Module nats_client

Expand description

Shared NATS client constructor.

Token resolution (first match wins):

Windows registry — HKLM\SOFTWARE\kanade\agent\NatsToken (REG_SZ). Production path. Hardened ACL (SYSTEM + Admin only) keeps the token out of low-privilege users’ reach, which Machine-scope env vars cannot do.
$KANADE_NATS_TOKEN environment variable. Dev / fallback path. The agent service runs as LocalSystem so user-session env vars never reach it; this branch only fires for cargo run / interactive shells.
No token — connect unauthenticated. Works against a broker started without authorization { … }.

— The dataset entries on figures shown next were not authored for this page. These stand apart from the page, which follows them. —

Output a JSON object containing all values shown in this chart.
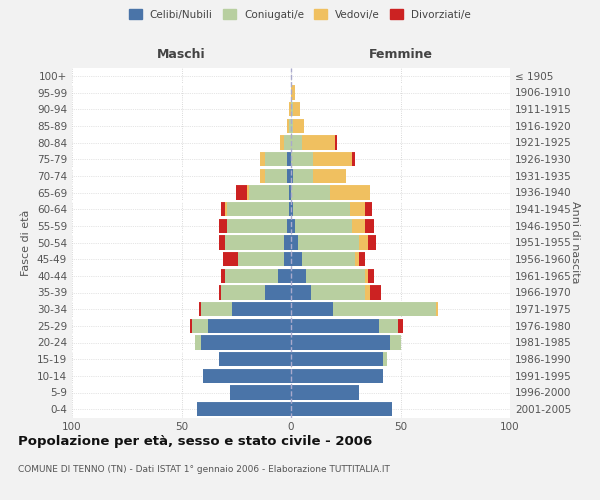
{
  "age_groups": [
    "0-4",
    "5-9",
    "10-14",
    "15-19",
    "20-24",
    "25-29",
    "30-34",
    "35-39",
    "40-44",
    "45-49",
    "50-54",
    "55-59",
    "60-64",
    "65-69",
    "70-74",
    "75-79",
    "80-84",
    "85-89",
    "90-94",
    "95-99",
    "100+"
  ],
  "birth_years": [
    "2001-2005",
    "1996-2000",
    "1991-1995",
    "1986-1990",
    "1981-1985",
    "1976-1980",
    "1971-1975",
    "1966-1970",
    "1961-1965",
    "1956-1960",
    "1951-1955",
    "1946-1950",
    "1941-1945",
    "1936-1940",
    "1931-1935",
    "1926-1930",
    "1921-1925",
    "1916-1920",
    "1911-1915",
    "1906-1910",
    "≤ 1905"
  ],
  "maschi": {
    "celibi": [
      43,
      28,
      40,
      33,
      41,
      38,
      27,
      12,
      6,
      3,
      3,
      2,
      1,
      1,
      2,
      2,
      0,
      0,
      0,
      0,
      0
    ],
    "coniugati": [
      0,
      0,
      0,
      0,
      3,
      7,
      14,
      20,
      24,
      21,
      27,
      27,
      28,
      18,
      10,
      10,
      3,
      1,
      0,
      0,
      0
    ],
    "vedovi": [
      0,
      0,
      0,
      0,
      0,
      0,
      0,
      0,
      0,
      0,
      0,
      0,
      1,
      1,
      2,
      2,
      2,
      1,
      1,
      0,
      0
    ],
    "divorziati": [
      0,
      0,
      0,
      0,
      0,
      1,
      1,
      1,
      2,
      7,
      3,
      4,
      2,
      5,
      0,
      0,
      0,
      0,
      0,
      0,
      0
    ]
  },
  "femmine": {
    "nubili": [
      46,
      31,
      42,
      42,
      45,
      40,
      19,
      9,
      7,
      5,
      3,
      2,
      1,
      0,
      1,
      0,
      0,
      0,
      0,
      0,
      0
    ],
    "coniugate": [
      0,
      0,
      0,
      2,
      5,
      9,
      47,
      25,
      27,
      24,
      28,
      26,
      26,
      18,
      9,
      10,
      5,
      1,
      1,
      0,
      0
    ],
    "vedove": [
      0,
      0,
      0,
      0,
      0,
      0,
      1,
      2,
      1,
      2,
      4,
      6,
      7,
      18,
      15,
      18,
      15,
      5,
      3,
      2,
      0
    ],
    "divorziate": [
      0,
      0,
      0,
      0,
      0,
      2,
      0,
      5,
      3,
      3,
      4,
      4,
      3,
      0,
      0,
      1,
      1,
      0,
      0,
      0,
      0
    ]
  },
  "colors": {
    "celibi": "#4a74a8",
    "coniugati": "#b8cfa0",
    "vedovi": "#f0c060",
    "divorziati": "#cc2222"
  },
  "xlim": 100,
  "title": "Popolazione per età, sesso e stato civile - 2006",
  "subtitle": "COMUNE DI TENNO (TN) - Dati ISTAT 1° gennaio 2006 - Elaborazione TUTTITALIA.IT",
  "ylabel_left": "Fasce di età",
  "ylabel_right": "Anni di nascita",
  "xlabel_maschi": "Maschi",
  "xlabel_femmine": "Femmine",
  "bg_color": "#f2f2f2",
  "plot_bg_color": "#ffffff"
}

For mTLS / NKeys / NATS-JWT modes (spec §2.7.1’s full design), the plan is to grow ConnectOptions here — every binary picks up the upgrade for free.

Functions§

connect: Connect to NATS at url. Resolves the bearer token from registry (Windows) or $KANADE_NATS_TOKEN; connects unauthenticated when neither is set.
connect_with_event_callback: Same as connect but also wires an event_callback that fires whenever async-nats publishes a ConnectEvent (Connected, Disconnected, ServerError, etc.). The callback’s Future runs on the async-nats internal task — keep it cheap and non-blocking (set a flag, send on a channel, that kind of thing) so the connection state machine isn’t held up.